Seven years later. Ana and Kaia are 27 years old.

*_*_*_*_*_*_*_*_*_*_*_*_*_*_*_*_*_*_*_*_*_*

"Kaiaaaaaa...."

Aku menoleh. Teriakan Ana dari luar pintu ruang kerjaku keras sekali. Belum ada dua detik, dia sudah masuk dengan senyum selebar tiga jari.

"Aku punya kabar gembiraaaa!!!" Serunya.

Wajahnya sumringah, senyumnya cerah, dan aku bisa memastikan ini lebih dari sekedar dia bisa menghentikan suaminya yang sedang marah.

Oh iya, Ana sudah menikah tiga bulan yang lalu. Nama suaminya Angga. Mereka bertemu pertama kali di pesawat, tidak sengaja mendapat kursi bersebelahan. Dan klise sekali, mereka bertukar nomor ponsel hingga akhirnya jadian. Tiga tahun kemudian memutuskan naik ke pelaminan.

"Apa? Ada yang baru?" Aku bangkit dari kursi. Ana sudah duduk di sofa merah yang memang kutaruh di ruang kerja, agar bisa digunakan untuk menerima tamu.

"Duduk dulu," Ana menepuk ruang kosong di sebelahnya. Semangat sekali. Aku jadi penasaran, apa yang bisa membuatnya sebahagia itu.

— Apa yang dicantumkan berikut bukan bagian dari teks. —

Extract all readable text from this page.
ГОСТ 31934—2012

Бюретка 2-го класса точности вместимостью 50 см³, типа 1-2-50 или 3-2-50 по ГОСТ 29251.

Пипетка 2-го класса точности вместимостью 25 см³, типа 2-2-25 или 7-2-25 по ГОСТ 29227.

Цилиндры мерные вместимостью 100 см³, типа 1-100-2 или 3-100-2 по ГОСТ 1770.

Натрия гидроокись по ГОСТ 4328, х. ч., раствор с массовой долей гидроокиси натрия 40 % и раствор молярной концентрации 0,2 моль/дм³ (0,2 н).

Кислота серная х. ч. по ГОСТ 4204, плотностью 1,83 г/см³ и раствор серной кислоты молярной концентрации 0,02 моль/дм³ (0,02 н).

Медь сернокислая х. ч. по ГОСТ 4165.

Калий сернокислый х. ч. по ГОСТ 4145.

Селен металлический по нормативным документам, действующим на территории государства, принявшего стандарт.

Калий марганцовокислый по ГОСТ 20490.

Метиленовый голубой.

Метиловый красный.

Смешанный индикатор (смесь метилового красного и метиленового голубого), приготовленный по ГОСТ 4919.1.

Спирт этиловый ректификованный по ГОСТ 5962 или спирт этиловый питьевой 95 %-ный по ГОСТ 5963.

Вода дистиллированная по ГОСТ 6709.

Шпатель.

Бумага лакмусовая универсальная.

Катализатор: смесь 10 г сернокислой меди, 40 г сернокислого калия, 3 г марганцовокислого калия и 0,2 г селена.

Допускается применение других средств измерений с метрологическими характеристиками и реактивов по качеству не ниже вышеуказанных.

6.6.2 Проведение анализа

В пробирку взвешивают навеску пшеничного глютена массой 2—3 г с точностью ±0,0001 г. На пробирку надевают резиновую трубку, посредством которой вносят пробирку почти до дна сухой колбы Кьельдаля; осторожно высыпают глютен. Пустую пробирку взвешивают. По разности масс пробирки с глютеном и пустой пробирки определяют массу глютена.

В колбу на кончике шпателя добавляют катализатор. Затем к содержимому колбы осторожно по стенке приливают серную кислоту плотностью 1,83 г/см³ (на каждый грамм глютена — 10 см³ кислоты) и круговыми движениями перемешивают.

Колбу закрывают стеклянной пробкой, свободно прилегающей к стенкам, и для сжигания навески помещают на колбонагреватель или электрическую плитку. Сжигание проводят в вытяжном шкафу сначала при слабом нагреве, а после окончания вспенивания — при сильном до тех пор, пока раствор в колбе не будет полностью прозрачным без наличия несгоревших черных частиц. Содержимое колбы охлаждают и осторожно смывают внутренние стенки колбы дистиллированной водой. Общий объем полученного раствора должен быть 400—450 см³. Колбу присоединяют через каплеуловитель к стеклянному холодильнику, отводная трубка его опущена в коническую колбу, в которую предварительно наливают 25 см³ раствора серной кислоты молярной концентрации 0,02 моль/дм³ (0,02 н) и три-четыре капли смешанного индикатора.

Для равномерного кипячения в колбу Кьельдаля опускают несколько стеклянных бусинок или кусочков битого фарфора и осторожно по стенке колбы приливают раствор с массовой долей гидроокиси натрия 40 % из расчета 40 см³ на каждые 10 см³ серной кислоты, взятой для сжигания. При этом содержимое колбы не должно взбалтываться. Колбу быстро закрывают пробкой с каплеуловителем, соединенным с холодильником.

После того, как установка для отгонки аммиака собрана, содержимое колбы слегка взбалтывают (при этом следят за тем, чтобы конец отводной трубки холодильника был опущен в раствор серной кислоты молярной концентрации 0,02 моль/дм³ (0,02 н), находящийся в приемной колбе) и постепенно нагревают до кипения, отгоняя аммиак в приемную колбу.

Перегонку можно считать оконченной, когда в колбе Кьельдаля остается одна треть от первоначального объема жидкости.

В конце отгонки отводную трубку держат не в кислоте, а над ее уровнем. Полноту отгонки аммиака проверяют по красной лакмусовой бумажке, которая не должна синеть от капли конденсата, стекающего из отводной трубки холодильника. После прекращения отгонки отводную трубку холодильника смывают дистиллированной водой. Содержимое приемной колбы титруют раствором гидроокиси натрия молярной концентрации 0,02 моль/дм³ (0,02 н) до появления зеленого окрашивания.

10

Aku menurut saja, ikut duduk di sebelahnya.

Ana merogoh tas-nya, senyumnya semakin lebar.

"Coba tebak, aku bawa apa?" Tanyanya dengan bahagia. Tangannya masih ia sembunyikan di dalam tas.

Aku menaikkan alis. "Perhiasan baru?" Tebakku.

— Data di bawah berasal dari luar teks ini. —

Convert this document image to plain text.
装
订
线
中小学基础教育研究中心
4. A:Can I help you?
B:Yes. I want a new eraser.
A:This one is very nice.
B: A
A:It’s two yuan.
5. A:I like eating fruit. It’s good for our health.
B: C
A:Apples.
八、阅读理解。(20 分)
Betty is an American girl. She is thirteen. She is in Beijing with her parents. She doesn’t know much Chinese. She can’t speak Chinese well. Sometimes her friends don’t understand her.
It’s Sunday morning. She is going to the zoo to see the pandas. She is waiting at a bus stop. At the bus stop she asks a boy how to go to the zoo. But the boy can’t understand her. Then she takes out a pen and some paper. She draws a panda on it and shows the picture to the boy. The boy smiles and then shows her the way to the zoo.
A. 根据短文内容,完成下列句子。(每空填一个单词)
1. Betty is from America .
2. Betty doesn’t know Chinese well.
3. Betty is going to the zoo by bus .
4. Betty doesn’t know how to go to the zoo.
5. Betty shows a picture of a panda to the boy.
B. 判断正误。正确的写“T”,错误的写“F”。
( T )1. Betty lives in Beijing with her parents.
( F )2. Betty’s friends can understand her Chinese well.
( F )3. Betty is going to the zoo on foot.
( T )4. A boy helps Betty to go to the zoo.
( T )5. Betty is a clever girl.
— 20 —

Ana menggeleng. "No, no. Lebih dari itu."

"Ponsel baru?"

Ana menggeleng lagi.

"Dompet yang waktu itu kamu pengen?"

Masih menggeleng.

"Emmm... Parfum?"

"Bukaaannn..." Jawabnya gemas, dengan gelengan juga.

Aku mengangkat tangan. Menyerah.

"Nyerah deh. Emang apa, sih yang mau kamu tunjukin sebagai "kabar gembira" itu?" Aku menatapnya, menunggu benda apa yang akan dia keluarkan dari dalam tas.

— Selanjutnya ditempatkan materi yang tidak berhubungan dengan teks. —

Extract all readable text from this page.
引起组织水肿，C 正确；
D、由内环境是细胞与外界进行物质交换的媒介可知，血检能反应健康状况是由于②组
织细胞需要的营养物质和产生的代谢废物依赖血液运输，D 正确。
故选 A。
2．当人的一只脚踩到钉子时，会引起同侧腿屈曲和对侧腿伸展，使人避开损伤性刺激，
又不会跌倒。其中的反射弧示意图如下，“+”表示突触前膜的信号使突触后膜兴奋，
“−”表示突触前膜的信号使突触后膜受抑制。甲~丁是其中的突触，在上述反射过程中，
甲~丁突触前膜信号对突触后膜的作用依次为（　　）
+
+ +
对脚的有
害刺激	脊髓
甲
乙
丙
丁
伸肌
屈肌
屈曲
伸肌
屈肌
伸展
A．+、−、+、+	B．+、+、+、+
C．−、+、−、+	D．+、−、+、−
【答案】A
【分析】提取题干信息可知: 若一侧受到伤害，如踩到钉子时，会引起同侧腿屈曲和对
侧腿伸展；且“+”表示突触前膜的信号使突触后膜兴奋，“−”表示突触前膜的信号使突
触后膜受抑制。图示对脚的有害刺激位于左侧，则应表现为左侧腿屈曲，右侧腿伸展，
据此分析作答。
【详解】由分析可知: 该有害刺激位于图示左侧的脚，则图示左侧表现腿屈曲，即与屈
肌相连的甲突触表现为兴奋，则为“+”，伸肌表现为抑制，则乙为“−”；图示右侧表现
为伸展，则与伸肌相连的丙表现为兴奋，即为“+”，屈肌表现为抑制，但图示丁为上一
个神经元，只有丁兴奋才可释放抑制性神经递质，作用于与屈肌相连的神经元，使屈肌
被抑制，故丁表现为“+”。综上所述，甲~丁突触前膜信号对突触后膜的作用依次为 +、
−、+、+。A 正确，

Ana masih cengengesan, membuatku tidak sabar.

"An, cepetan deh," kataku jengah.

"Ok, oke. Jangan kaget ya..."

Aku mengangguk. "Iya. Udah cepetan, apa?"

Ana mengeluarkan tangannya dengan gerakan slow motion. Sengaja benar membuatku semakin penasaran.

Aku berdecak. Menatapnya datar. Kode agar dia cepat-cepat memberitahu apa yang ia sembunyikan di tangannya itu.

"An..." Panggilku rendah, ketika Ana tak juga membuka genggaman tangannya yang sudah di hadapanku.

Ana terkekeh. Lalu membuka genggaman tangannya. Memperlihatkan sebuah benda putih yang membuatku menutup mulut dengan mata melebar.